I have the following strings in a pandas DataFrame in Python3, column string1
and string2
:
import pandas as pd
datainput = [
{ 'string1': 'TTTABCDABCDTTTTT', 'string2': 'ABABABABABABABAA' },
{ 'string1': 'AAAAAAAA', 'string2': 'TTAAAATT' },
{ 'string1': 'TTABCDTTTTT', 'string2': 'ABABABABABA' }
]
df = pd.DataFrame(datainput)
df
string1 string2
0 TTTABCDABCDTTTTT ABABABABABABABAA
1 AAAAAAAA TTAAAATT
2 TTABCDTTTTT ABABABABABA
For each row, strings in columns string1
and string2
are defined to be the same length.
For each row of the DataFrame, the strings may need to be "cleaned" of beginning/trailing letters 'T'. However, for each row, the strings need to both be stripped of the same number of characters, so as the strings remain the same length.

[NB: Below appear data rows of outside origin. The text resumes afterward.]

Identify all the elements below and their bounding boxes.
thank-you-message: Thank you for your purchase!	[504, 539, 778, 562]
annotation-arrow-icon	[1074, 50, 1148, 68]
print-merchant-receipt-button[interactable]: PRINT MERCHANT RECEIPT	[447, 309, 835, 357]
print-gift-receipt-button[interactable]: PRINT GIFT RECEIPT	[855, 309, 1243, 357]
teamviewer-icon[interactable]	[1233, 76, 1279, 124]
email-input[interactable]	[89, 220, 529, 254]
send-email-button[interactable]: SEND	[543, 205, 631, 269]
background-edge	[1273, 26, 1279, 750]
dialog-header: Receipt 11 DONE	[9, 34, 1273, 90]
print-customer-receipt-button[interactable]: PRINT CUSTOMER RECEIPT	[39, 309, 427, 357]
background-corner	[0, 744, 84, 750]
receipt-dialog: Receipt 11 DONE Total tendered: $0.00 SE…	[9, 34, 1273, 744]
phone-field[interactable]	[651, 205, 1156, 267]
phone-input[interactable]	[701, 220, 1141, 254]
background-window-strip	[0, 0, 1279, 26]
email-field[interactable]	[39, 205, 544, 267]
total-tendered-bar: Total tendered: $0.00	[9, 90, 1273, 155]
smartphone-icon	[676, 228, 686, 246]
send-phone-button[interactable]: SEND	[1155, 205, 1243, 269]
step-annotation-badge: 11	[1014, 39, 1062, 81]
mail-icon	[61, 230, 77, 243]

The correct output is as follows:
df
string1 string2
0 ABCDABCD BABABABA
1 AAAA AAAA
2 ABCD ABAB
If these were two variables, it would be straightforward to calculate this with strip()
, e.g.
string1 = "TTTABCDABCDTTTTT"
string2 = "ABABABABABABABAA"
length_original = len(string1)
num_left_chars = len(string1) - len(string1.lstrip('T'))
num_right_chars = len(string1.rstrip('T'))
edited = string1[num_left_chars:num_right_chars]
## print(edited)
## 'ABCDABCD'
However, in this case, one needs to iterate through all rows and redefine two rows at once. How could one modify each these strings row by row?
EDIT: My main confusion is, given both columns could T
, how do I re-define them both?
A bit lengthy but gets the job done..
import re
def count_head(s):
head = re.findall('^T+', s)
if head:
return len(head[0])
return 0
def count_tail(s):
tail = re.findall('T+$', s)
if tail:
return len(tail[0])
return 0
df1 = df.copy()
df1['st1_head'] = df1['string1'].apply(count_head)
df1['st2_head'] = df1['string2'].apply(count_head)
df1['st1_tail'] = df1['string1'].apply(count_tail)
df1['st2_tail'] = df1['string2'].apply(count_tail)
df1['length'] = df1['string1'].str.len()
def trim_strings(row):
head = max(row['st1_head'], row['st2_head'])
tail = max(row['st1_tail'], row['st2_tail'])
l = row['length']
return {'string1': row['string1'][head:(l-tail)],
'string2': row['string2'][head:(l-tail)]}
new_df = pd.DataFrame(list(df1.apply(trim_strings, axis=1)))
print(new_df)
output:
string1 string2
0 ABCDABCD BABABABA
1 AAAA AAAA
2 ABCD ABAB
A more compact version:
def trim(st1, st2):
l = len(st1)
head = max(len(st1) - len(st1.lstrip('T')),
len(st2) - len(st2.lstrip('T')))
tail = max(len(st1) - len(st1.rstrip('T')),
len(st2) - len(st2.rstrip('T')))
return (st1[head:(l-tail)],
st2[head:(l-tail)])
new_df = pd.DataFrame(list(
df.apply(lambda r: trim(r['string1'], r['string2']),
axis=1)), columns=['string1', 'string2'])
print(new_df)
The main thing to notice is the df.apply(<your function>, axis=1)
, which lets you do any function (in this case acting on both columns at once), on each row.